I had been overseas before, but never to Rome. I had already heard so many great things about Italy in general, so I was excited about the opportunity. Plus, several years earlier, I advised my younger cousin that, if a study abroad opportunity came to him, he should take full advantage of it; I had to follow my own advice since the opportunity was right in front of me.

What did your program provider assist you with, and what did you have to organize on your own?

I had already begun my own checklist of things that I knew I would want to have done prior to my departure for the trip. At the same time, I also relied heavily on the university's briefings. There was also an automated checklist which kept me right on track. As a result of that, there were no stones left unturned.

What is one piece of advice you'd give to someone going on your program?

I would say to treat the entire program as one big adventure. I was in the program for five weeks and I would say that I had a total of five days where there was "nothing to report". Virtually every day something interesting happened that I found noteworthy enough to include in my day planner 'Daily Notes' page - and I don't keep a journal.

What does an average day/week look like as a participant of this program?

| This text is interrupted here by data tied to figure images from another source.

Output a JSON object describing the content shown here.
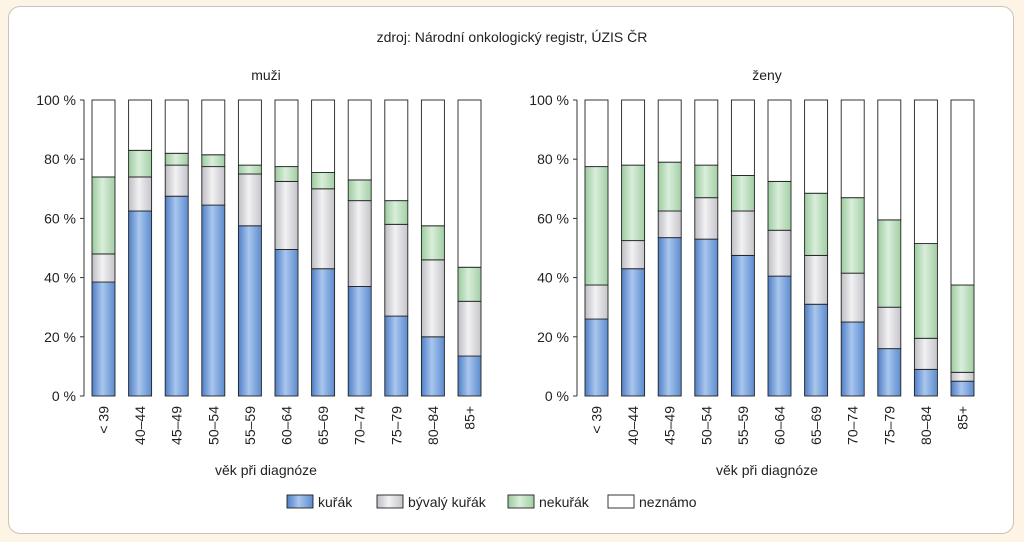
{
  "source_note": "zdroj: Národní onkologický registr, ÚZIS ČR",
  "legend": [
    {
      "label": "kuřák",
      "color": "#6f9fdc"
    },
    {
      "label": "bývalý kuřák",
      "color": "#d9d9dd"
    },
    {
      "label": "nekuřák",
      "color": "#b7dcb8"
    },
    {
      "label": "neznámo",
      "color": "#ffffff"
    }
  ],
  "chart_data": [
    {
      "type": "bar",
      "stacked": true,
      "title": "muži",
      "xlabel": "věk při diagnóze",
      "ylabel": "",
      "ylim": [
        0,
        100
      ],
      "yticks": [
        "0 %",
        "20 %",
        "40 %",
        "60 %",
        "80 %",
        "100 %"
      ],
      "categories": [
        "< 39",
        "40–44",
        "45–49",
        "50–54",
        "55–59",
        "60–64",
        "65–69",
        "70–74",
        "75–79",
        "80–84",
        "85+"
      ],
      "series": [
        {
          "name": "kuřák",
          "values": [
            38.5,
            62.5,
            67.5,
            64.5,
            57.5,
            49.5,
            43,
            37,
            27,
            20,
            13.5
          ]
        },
        {
          "name": "bývalý kuřák",
          "values": [
            9.5,
            11.5,
            10.5,
            13,
            17.5,
            23,
            27,
            29,
            31,
            26,
            18.5
          ]
        },
        {
          "name": "nekuřák",
          "values": [
            26,
            9,
            4,
            4,
            3,
            5,
            5.5,
            7,
            8,
            11.5,
            11.5
          ]
        },
        {
          "name": "neznámo",
          "values": [
            26,
            17,
            18,
            18.5,
            22,
            22.5,
            24.5,
            27,
            34,
            42.5,
            56.5
          ]
        }
      ]
    },
    {
      "type": "bar",
      "stacked": true,
      "title": "ženy",
      "xlabel": "věk při diagnóze",
      "ylabel": "",
      "ylim": [
        0,
        100
      ],
      "yticks": [
        "0 %",
        "20 %",
        "40 %",
        "60 %",
        "80 %",
        "100 %"
      ],
      "categories": [
        "< 39",
        "40–44",
        "45–49",
        "50–54",
        "55–59",
        "60–64",
        "65–69",
        "70–74",
        "75–79",
        "80–84",
        "85+"
      ],
      "series": [
        {
          "name": "kuřák",
          "values": [
            26,
            43,
            53.5,
            53,
            47.5,
            40.5,
            31,
            25,
            16,
            9,
            5
          ]
        },
        {
          "name": "bývalý kuřák",
          "values": [
            11.5,
            9.5,
            9,
            14,
            15,
            15.5,
            16.5,
            16.5,
            14,
            10.5,
            3
          ]
        },
        {
          "name": "nekuřák",
          "values": [
            40,
            25.5,
            16.5,
            11,
            12,
            16.5,
            21,
            25.5,
            29.5,
            32,
            29.5
          ]
        },
        {
          "name": "neznámo",
          "values": [
            22.5,
            22,
            21,
            22,
            25.5,
            27.5,
            31.5,
            33,
            40.5,
            48.5,
            62.5
          ]
        }
      ]
    }
  ]
}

Class days run Monday through Thursday, so every weekend is a three-day weekend, which allows for independent travel throughout Italy or elsewhere in Europe. Since everyone takes only two classes, and each class meets twice a week, there is an abundance of time for studying and preparation each day. In my case, one of the two classes met every day, but I was still able to study and prepare because the professor made the class fun and engaging. There is also an abundance of opportunities for group activities through the week and on weekends.

Going into your experience abroad, what was your biggest fear, and how did you overcome it? How did your views on the issue change?

Since I drew on my previous experiences of being overseas, I didn't really have any fears. However, I did have a couple of incidents where things didn't go as I would have liked them to. The way that I overcame the obstacles was to simply remain calm and remember that there would always be someone who was at least willing to try to help. Regardless of what the final outcomes would be, I could still say "I was in Rome for five weeks."

You said that travel broadens the mind and changes one's perspective. How has this trip to Rome affected you?

I really appreciate how the Italians really enjoy each other's company and I saw first-hand that the shops really do close for lunch. I also love the language and how certain words sound when the Italians speak it. I am now determined to master the language and master linguistics so that I could "code switch" to Italian the same way I am able to do with the British accent.